Le dénominateur commun de toute cette mascarade, c’est la pauvreté, dénonce Ecclésiaste. Selon lui, les églises de réveil exploitent la naïveté et la détresse d’une population plongée dans la misère.
 
«Pour moi, ces églises sont comme des laveuses de cerveaux. La plupart de leurs fidèles sont des personnes qui sont perdues. Elles sont désorientées et désespérées. Les églises de réveil savent capter ces âmes en perdition. Chaque fois que tu discutes avec une de ces personnes, elle se réfère toujours au pasteur : je vais faire ça si le pasteur me dit que…ou le pasteur m’avait dit hier que…ou encore le pasteur pense que…Ces fidèles pensent que le pasteur est la seule personne à détenir la vérité.
 
«Eglises de réveil, un véritable business»
Ecclésiaste décrit à Géopolis des pasteurs-comédiens devenus spécialistes de la communication. Tout est étudié et pensé, remarque-t-il. Les affiches dans les rues, les vidéo-projecteurs et les écrans géants dans les salles de prière, tout est pris en charge par des spécialistes de l’image pour attirer le plus de monde possible. Objectif: récolter parmi les fidèles le maximum de dons que le pasteur mettra dans ses poches.
 
«Moi j’appelle ces pasteurs des entrepreneurs. Des hommes d’affaires aux dents très longues. Qu’est-ce-que ils font? Ils leur demandent de verser 10% de leurs salaires et même des avantages en nature. Parfois ceux qui ont beaucoup d’argent donnent des voitures. Dès qu’ils ont réussi, ces pasteurs deviennent des gens très fortunés. La preuve, certains ont des chaînes de télévision pour élargir encore plus leur audience. Ils possèdent des bus estampillés à leur image. Des bus de plus de 70 places avec la photo du pasteur à l’avant et à l’arrière.» 

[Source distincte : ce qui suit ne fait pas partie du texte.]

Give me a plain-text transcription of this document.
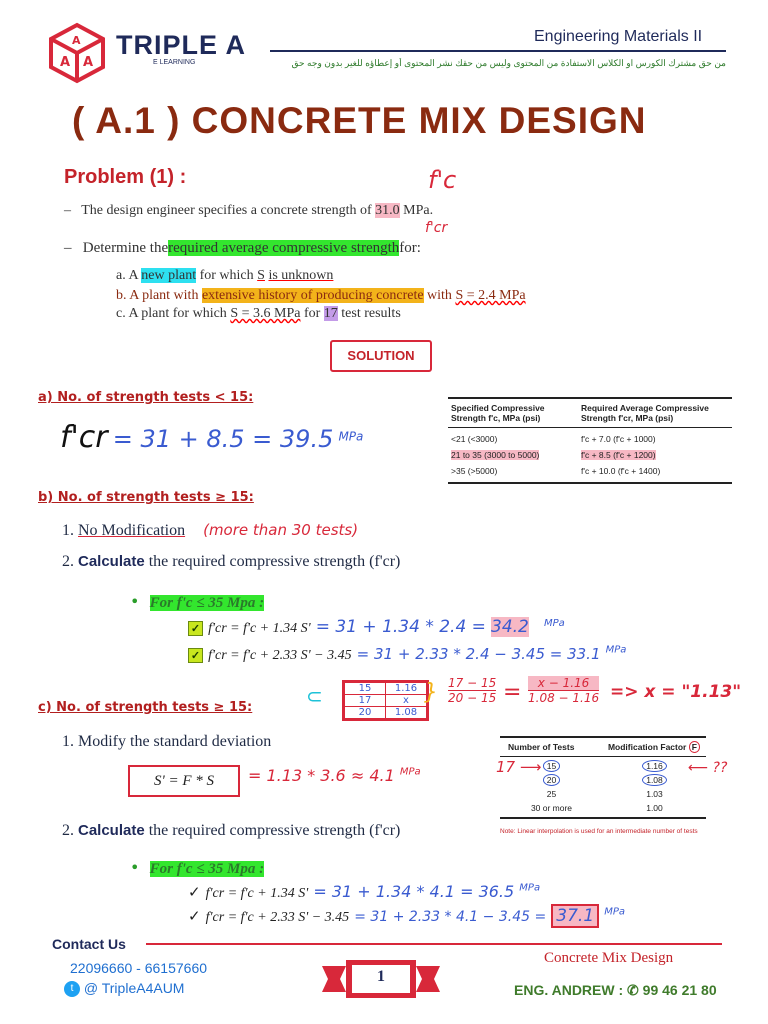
A A
A TRIPLE A
E LEARNING
Engineering Materials II
من حق مشترك الكورس او الكلاس الاستفادة من المحتوى وليس من حقك نشر المحتوى أو إعطاؤه للغير بدون وجه حق
( A.1 ) CONCRETE MIX DESIGN
Problem (1) :	f'c
f'cr
–   The design engineer specifies a concrete strength of 31.0 MPa.
–   Determine therequired average compressive strengthfor:
a. A new plant for which S is unknown
b. A plant with extensive history of producing concrete with S = 2.4 MPa
c. A plant for which S = 3.6 MPa for 17 test results
SOLUTION
a) No. of strength tests < 15:
f'cr = 31 + 8.5 = 39.5 $^{MPa}$
Specified Compressive Strength f'c, MPa (psi)
Required Average Compressive Strength f'cr, MPa (psi)
<21 (<3000)	f'c + 7.0 (f'c + 1000)
21 to 35 (3000 to 5000)	f'c + 8.5 (f'c + 1200)
>35 (>5000)	f'c + 10.0 (f'c + 1400)
b) No. of strength tests ≥ 15:
1. No Modification (more than 30 tests)
2. Calculate the required compressive strength (f'cr)
•  For f'c ≤ 35 Mpa :
✓ f'cr = f'c + 1.34 S' = 31 + 1.34 * 2.4 = 34.2 $^{MPa}$
✓ f'cr = f'c + 2.33 S' − 3.45 = 31 + 2.33 * 2.4 − 3.45 = 33.1 $^{MPa}$
15	1.16
17	x
20	1.08
⊂	} 17 − 15
20 − 15 =	x − 1.16
1.08 − 1.16 => x = "1.13"
c) No. of strength tests ≥ 15:
1. Modify the standard deviation
S' = F * S	= 1.13 * 3.6 ≈ 4.1 $^{MPa}$
Number of Tests	Modification Factor F
15	1.16
20	1.08
25	1.03
30 or more	1.00
Note: Linear interpolation is used for an intermediate number of tests
17 ⟶	⟵ ??
2. Calculate the required compressive strength (f'cr)
•  For f'c ≤ 35 Mpa :
✓ f'cr = f'c + 1.34 S' = 31 + 1.34 * 4.1 = 36.5 $^{MPa}$
✓ f'cr = f'c + 2.33 S' − 3.45 = 31 + 2.33 * 4.1 − 3.45 = 37.1 $^{MPa}$
Contact Us
22096660 - 66157660
t @ TripleA4AUM
1
Concrete Mix Design
ENG. ANDREW : ✆ 99 46 21 80
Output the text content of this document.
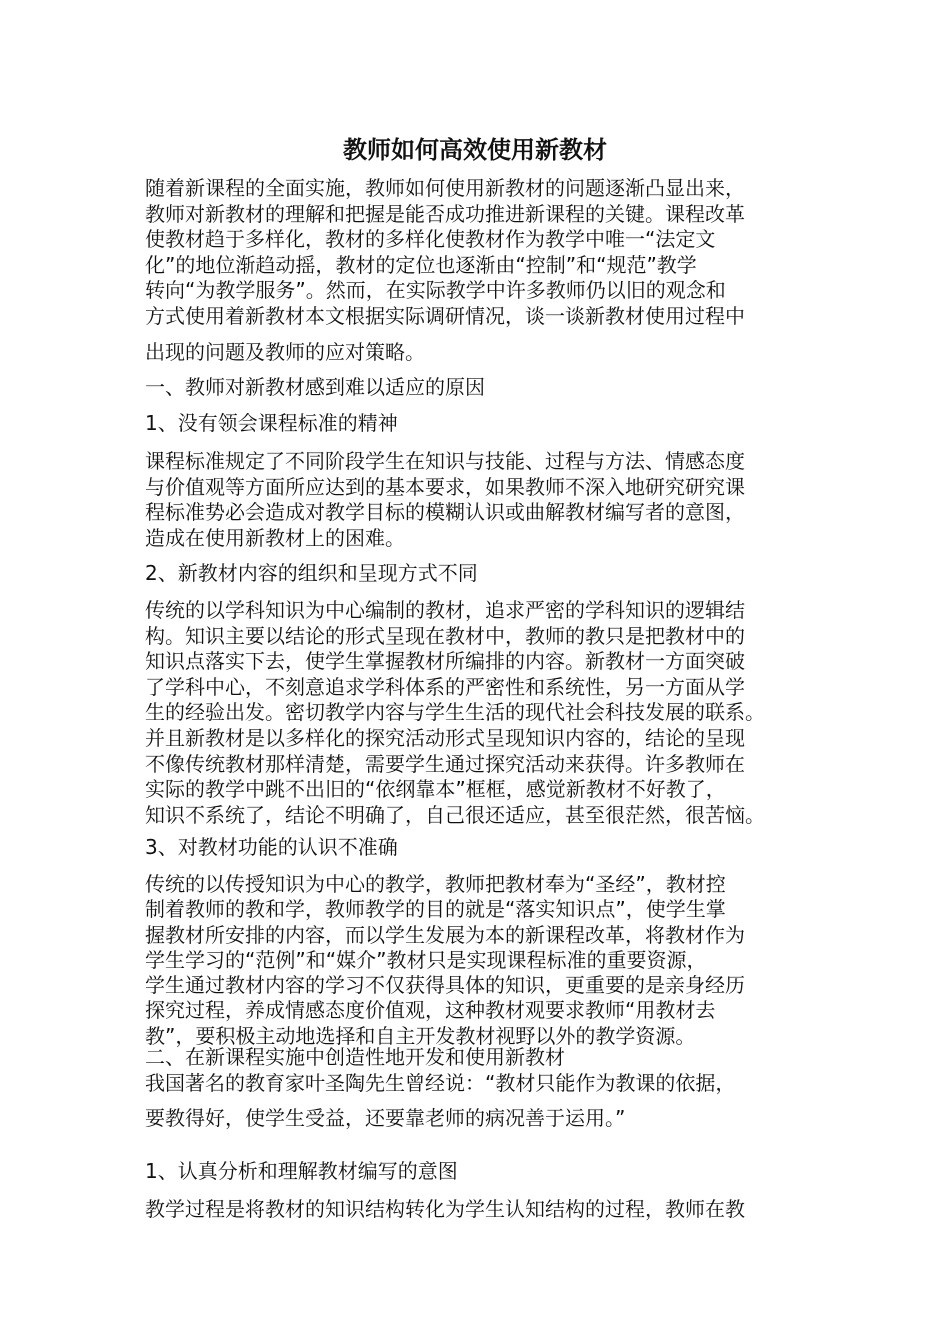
教师如何高效使用新教材
随着新课程的全面实施，教师如何使用新教材的问题逐渐凸显出来，
教师对新教材的理解和把握是能否成功推进新课程的关键。课程改革
使教材趋于多样化，教材的多样化使教材作为教学中唯一“法定文
化”的地位渐趋动摇，教材的定位也逐渐由“控制”和“规范”教学
转向“为教学服务”。然而，在实际教学中许多教师仍以旧的观念和
方式使用着新教材本文根据实际调研情况，谈一谈新教材使用过程中
出现的问题及教师的应对策略。
一、教师对新教材感到难以适应的原因
1、没有领会课程标准的精神
课程标准规定了不同阶段学生在知识与技能、过程与方法、情感态度
与价值观等方面所应达到的基本要求，如果教师不深入地研究研究课
程标准势必会造成对教学目标的模糊认识或曲解教材编写者的意图，
造成在使用新教材上的困难。
2、新教材内容的组织和呈现方式不同
传统的以学科知识为中心编制的教材，追求严密的学科知识的逻辑结
构。知识主要以结论的形式呈现在教材中，教师的教只是把教材中的
知识点落实下去，使学生掌握教材所编排的内容。新教材一方面突破
了学科中心，不刻意追求学科体系的严密性和系统性，另一方面从学
生的经验出发。密切教学内容与学生生活的现代社会科技发展的联系。
并且新教材是以多样化的探究活动形式呈现知识内容的，结论的呈现
不像传统教材那样清楚，需要学生通过探究活动来获得。许多教师在
实际的教学中跳不出旧的“依纲靠本”框框，感觉新教材不好教了，
知识不系统了，结论不明确了，自己很还适应，甚至很茫然，很苦恼。
3、对教材功能的认识不准确
传统的以传授知识为中心的教学，教师把教材奉为“圣经”，教材控
制着教师的教和学，教师教学的目的就是“落实知识点”，使学生掌
握教材所安排的内容，而以学生发展为本的新课程改革，将教材作为
学生学习的“范例”和“媒介”教材只是实现课程标准的重要资源，
学生通过教材内容的学习不仅获得具体的知识，更重要的是亲身经历
探究过程，养成情感态度价值观，这种教材观要求教师“用教材去
教”，要积极主动地选择和自主开发教材视野以外的教学资源。
二、在新课程实施中创造性地开发和使用新教材
我国著名的教育家叶圣陶先生曾经说：“教材只能作为教课的依据，
要教得好，使学生受益，还要靠老师的病况善于运用。”
1、认真分析和理解教材编写的意图
教学过程是将教材的知识结构转化为学生认知结构的过程，教师在教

Dans église réveil à Douala

Séance de prière dans une église de réveil à Douala, la capitale économique du Cameroun. © Photo Ecclésiaste Deudjui

Début novembre, la radio d’Etat camerounaise rapportait le décès d’un responsable communal survenu dans l’est du pays alors qu’un évangéliste congolais tentait de le «délivrer» de la maladie dont il souffrait. Des drames similaires dans des églises de réveil sont rapportés régulièrement par des médias locaux.
 
«Ils prétendent être en mesure de soigner toutes les maladies. Si tu as le sida, c’est un petit problème. Si tu as un AVC, c’est un petit problème. Il suffit de venir à l’église, de les écouter, de respecter leurs prescriptions pour que la plupart de vos maladies disparaissent. Moi je les appelle des charlatans et des arnaqueurs. La preuve, c’est que quand eux tombent malades, ils vont voir un vrai médecin. Ils ne soignent que des malades imaginaires. Des comédiens à leur service simulent des maladies de toute sorte. Dès qu’ils leur imposent leurs mains sur la tête, ils se lèvent et marchent. Et les fidèles naïfs y croient», se désole Ecclésiaste Deudjui.
 
Et si ces églises prolifèrent dans le pays, soutient-il, c’est que les autorités laissent faire. Le gouvernement camerounais a baissé les bras après avoir tenté de les interdire au début des années 90.
 
«Je fais toujours un parallèle avec la boisson. C’est une sorte d’opium du peuple. On vous laisse vous abrutir avec l’alcool, vous vous faites laver le cerveau par des messages divins, vous n’allez pas revendiquer vos droits. Les gens oublient leurs véritables problèmes», constate, amer, notre guide camerounais.